There is also more generic hand-waiving that something new is needed for data analysis:
The associated bioinformatic analyses are useful for generating new hypotheses, but other methods are required to test and verify in silico hypotheses and conclusions in the real world. It is a long way from simply describing the naturally occurring microbial ‘parts list’ to understanding the functional properties, multi-scalar responses and interdependencies that connect microbial and abiotic ecosystem processes. New methods will be required to expand our understanding of how the microbial parts list ties in with microbial ecosystem dynamics. (p203)
Point taken. And if that was not enough,
Molecular data sets are often gathered in massively parallel ways, but acquiring equivalently dense physiological and biogeochemical process data54 is not currently as feasible. This ‘impedance mismatch’ (the inability of one system to accommodate input from another system’s output) is one of the larger hurdles that must be overcome in the quest for more realistic integrative analyses that interrelate data sets spanning from genomes to biomes.
I fancy the thought that my granularity might be able to contribute to the solution, but that is not yet anywhere close to user-level software application stage.
At the end of the paper, I am still—as in 2005 and 2007—left with the impression that more data is being generated in the whole metagenomics endeavour than that there are computational tools to analyse them to squeeze out all the information that is ‘locked up’ in the pile of data.
 DeLong, E.F. Microbial community genomics in the ocean. Nature Reviews Microbiology, 2005, 3:459-469.
 DeLong, E.F. The microbial ocean from genomes to biomes. Nature, 2009, 459: 200-206.
It’s interesting but also in a way, very clear that automated statistical analysis requires metadata: otherwise, what is the meaning of the analysis? What guarantee is there that the right variables were correctly instantiated?
I think it wouldn’t be too hard to get a paper together marrying biostatistics with metadata.
“microbiomes of human individuals”
I think one of the most useful things at this point would be to specify/precisely define some of these vaguely defined expressions.

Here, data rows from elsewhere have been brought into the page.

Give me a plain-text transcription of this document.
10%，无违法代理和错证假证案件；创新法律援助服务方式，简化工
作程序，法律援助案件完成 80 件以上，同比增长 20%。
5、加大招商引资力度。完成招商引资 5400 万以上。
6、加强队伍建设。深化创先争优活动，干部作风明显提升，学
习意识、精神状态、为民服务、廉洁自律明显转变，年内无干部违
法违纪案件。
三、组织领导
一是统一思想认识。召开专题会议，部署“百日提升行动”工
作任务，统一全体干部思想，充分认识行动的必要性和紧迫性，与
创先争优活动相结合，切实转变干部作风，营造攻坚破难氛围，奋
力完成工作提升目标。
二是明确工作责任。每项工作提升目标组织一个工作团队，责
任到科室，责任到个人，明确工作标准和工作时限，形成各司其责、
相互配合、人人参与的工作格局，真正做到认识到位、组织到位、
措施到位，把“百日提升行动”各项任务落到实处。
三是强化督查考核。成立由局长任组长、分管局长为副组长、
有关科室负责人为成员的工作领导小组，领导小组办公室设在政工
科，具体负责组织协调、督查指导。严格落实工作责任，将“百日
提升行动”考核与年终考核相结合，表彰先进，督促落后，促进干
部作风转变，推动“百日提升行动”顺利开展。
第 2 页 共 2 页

(although not necessarily these two).
I fully agree that statistical analysis needs metadata, but it I found it curious that it still received little attention in DeLong’s paper.
Depending on how one wants to marry biostatistics and metadata, it is, or is not, too hard. Some low-hanging fruits were picked by Zhou et al , which does demonstrate one can gain by combining the two (in casu, the Gene Ontology + data mining), whereas, a.o., Agnieszka Ławrynowicz is doing her PhD on this topic and works on more challenging issues (e.g., rules, logic-based ontologies).
 Y Zhou, JA Young, A Santrosyan, K Chen, SF Yan, and EA Winzeler. In silico gene function prediction using ontology-based pattern identification. Bioinformatics, 21(7):1237–1245, 2005.